How do you write the equation in standard form for a circle given just the end-point and diameter?

There are only 2 things you need to write the equation of a circle: the coordinates of its center, and its radius.  Assuming that a line connecting those 2 points is the diameter, you've got everything you need right there.  First, we get the center - it's going to be the mid-point of the line connecting those 2 points.  You can get that simply by averaging the x-coordinates and the y-coordinates from the 2 points.  For x, you've got -3 and 5, so the average is 1.  For y, you've got 4 and -6, so the average is -1.  This gives us the coordinates of the center of the circle as (1,-1).  Next you need the radius, which is half of the diameter.  The diameter is found simply using the Pythagorean theorem and it's the square root of 164, so the radius is (root(164))/2 (it's ugly, but since we actually use the radius squared in the equation it ends up being ok).

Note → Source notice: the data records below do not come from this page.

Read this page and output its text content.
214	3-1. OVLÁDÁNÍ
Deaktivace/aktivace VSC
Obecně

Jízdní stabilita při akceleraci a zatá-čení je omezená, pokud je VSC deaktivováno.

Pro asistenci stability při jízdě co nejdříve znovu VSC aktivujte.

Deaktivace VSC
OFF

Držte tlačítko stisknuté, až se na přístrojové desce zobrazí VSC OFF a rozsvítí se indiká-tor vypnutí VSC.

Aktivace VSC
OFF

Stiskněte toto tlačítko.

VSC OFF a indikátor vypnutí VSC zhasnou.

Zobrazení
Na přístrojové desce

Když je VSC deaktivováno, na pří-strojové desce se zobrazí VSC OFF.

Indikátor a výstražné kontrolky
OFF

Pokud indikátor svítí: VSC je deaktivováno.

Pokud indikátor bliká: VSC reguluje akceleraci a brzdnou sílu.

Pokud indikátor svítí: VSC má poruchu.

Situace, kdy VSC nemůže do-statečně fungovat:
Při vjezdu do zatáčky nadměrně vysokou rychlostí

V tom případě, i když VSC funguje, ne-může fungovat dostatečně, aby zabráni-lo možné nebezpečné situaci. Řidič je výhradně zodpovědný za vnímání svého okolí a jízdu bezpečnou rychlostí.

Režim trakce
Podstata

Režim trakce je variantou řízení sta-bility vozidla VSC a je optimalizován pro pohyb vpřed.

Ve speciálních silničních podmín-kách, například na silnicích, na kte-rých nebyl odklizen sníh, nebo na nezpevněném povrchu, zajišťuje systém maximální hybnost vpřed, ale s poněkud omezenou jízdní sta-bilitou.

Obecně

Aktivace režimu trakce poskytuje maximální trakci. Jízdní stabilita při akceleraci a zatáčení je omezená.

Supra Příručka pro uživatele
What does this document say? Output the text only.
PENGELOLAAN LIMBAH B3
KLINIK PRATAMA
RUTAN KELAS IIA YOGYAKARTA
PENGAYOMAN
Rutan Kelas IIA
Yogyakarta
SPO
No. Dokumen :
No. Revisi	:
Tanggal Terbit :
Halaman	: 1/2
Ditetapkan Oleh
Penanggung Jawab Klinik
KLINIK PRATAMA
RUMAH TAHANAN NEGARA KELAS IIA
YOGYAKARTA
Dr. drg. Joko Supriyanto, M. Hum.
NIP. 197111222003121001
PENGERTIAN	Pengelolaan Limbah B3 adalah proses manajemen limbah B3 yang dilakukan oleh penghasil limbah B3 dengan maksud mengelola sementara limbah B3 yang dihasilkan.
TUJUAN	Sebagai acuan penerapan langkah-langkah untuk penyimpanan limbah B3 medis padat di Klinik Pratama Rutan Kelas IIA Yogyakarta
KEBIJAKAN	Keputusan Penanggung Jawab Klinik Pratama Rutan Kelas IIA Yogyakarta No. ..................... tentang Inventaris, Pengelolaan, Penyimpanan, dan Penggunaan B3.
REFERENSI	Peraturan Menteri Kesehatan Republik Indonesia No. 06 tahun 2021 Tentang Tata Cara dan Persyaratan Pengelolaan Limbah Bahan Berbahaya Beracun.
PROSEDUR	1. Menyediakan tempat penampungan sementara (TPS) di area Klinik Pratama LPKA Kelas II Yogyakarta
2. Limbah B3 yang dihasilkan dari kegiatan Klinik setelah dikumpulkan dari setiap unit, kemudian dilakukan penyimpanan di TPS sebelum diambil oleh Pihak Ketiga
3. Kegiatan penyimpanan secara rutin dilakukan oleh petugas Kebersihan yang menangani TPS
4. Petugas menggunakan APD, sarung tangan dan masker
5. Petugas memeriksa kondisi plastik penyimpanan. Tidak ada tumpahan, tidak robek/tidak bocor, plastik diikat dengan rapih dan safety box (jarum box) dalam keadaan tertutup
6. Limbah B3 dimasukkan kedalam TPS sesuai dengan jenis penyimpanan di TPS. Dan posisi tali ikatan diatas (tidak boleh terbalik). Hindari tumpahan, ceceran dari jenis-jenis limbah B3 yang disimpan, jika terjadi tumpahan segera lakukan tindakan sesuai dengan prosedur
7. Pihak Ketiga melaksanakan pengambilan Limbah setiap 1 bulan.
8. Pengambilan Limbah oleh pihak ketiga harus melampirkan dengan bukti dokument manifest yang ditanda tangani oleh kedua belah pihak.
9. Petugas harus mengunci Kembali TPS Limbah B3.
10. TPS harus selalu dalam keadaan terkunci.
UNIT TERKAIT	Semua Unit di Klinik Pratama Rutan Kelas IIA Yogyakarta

Now that we've got the center of the circle and the radius, writing the equation of the circle is a piece of cake.  The equation is (x minus x-coordinate)^2 + (y minus y-coordinate)^2 = radius^2.  So plugging in our numbers, we've got (x - 1)^2 + (y - -1)^2 = ((root(164))/2)^2.  We can simplify in 2 ways: first, y - -1 is the same as saying y + 1, and second is that ((root(164))/2)^2 is equal to 164/4, which equals 41.  So the final, simplified equation should be:
(x-1)^2 + (y+1)^2 = 41

Let A = (-3, 4) and let B = (5, -6).

I'm hoping that by end-point you mean that AB is a diameter.

If that is the case, then the center of the circle is at

X = (h, k) = (A + B)/2 = (1, -1).

The radius is given by
r^2 = XA^2 = XB^2 = (1-5)^2 + (-1+6)^2 = 41

The equation of the circle is then (x - h)^2 + (y - k)^2 = r^2

(x - 1)^2 + (y + 1)^2 = 41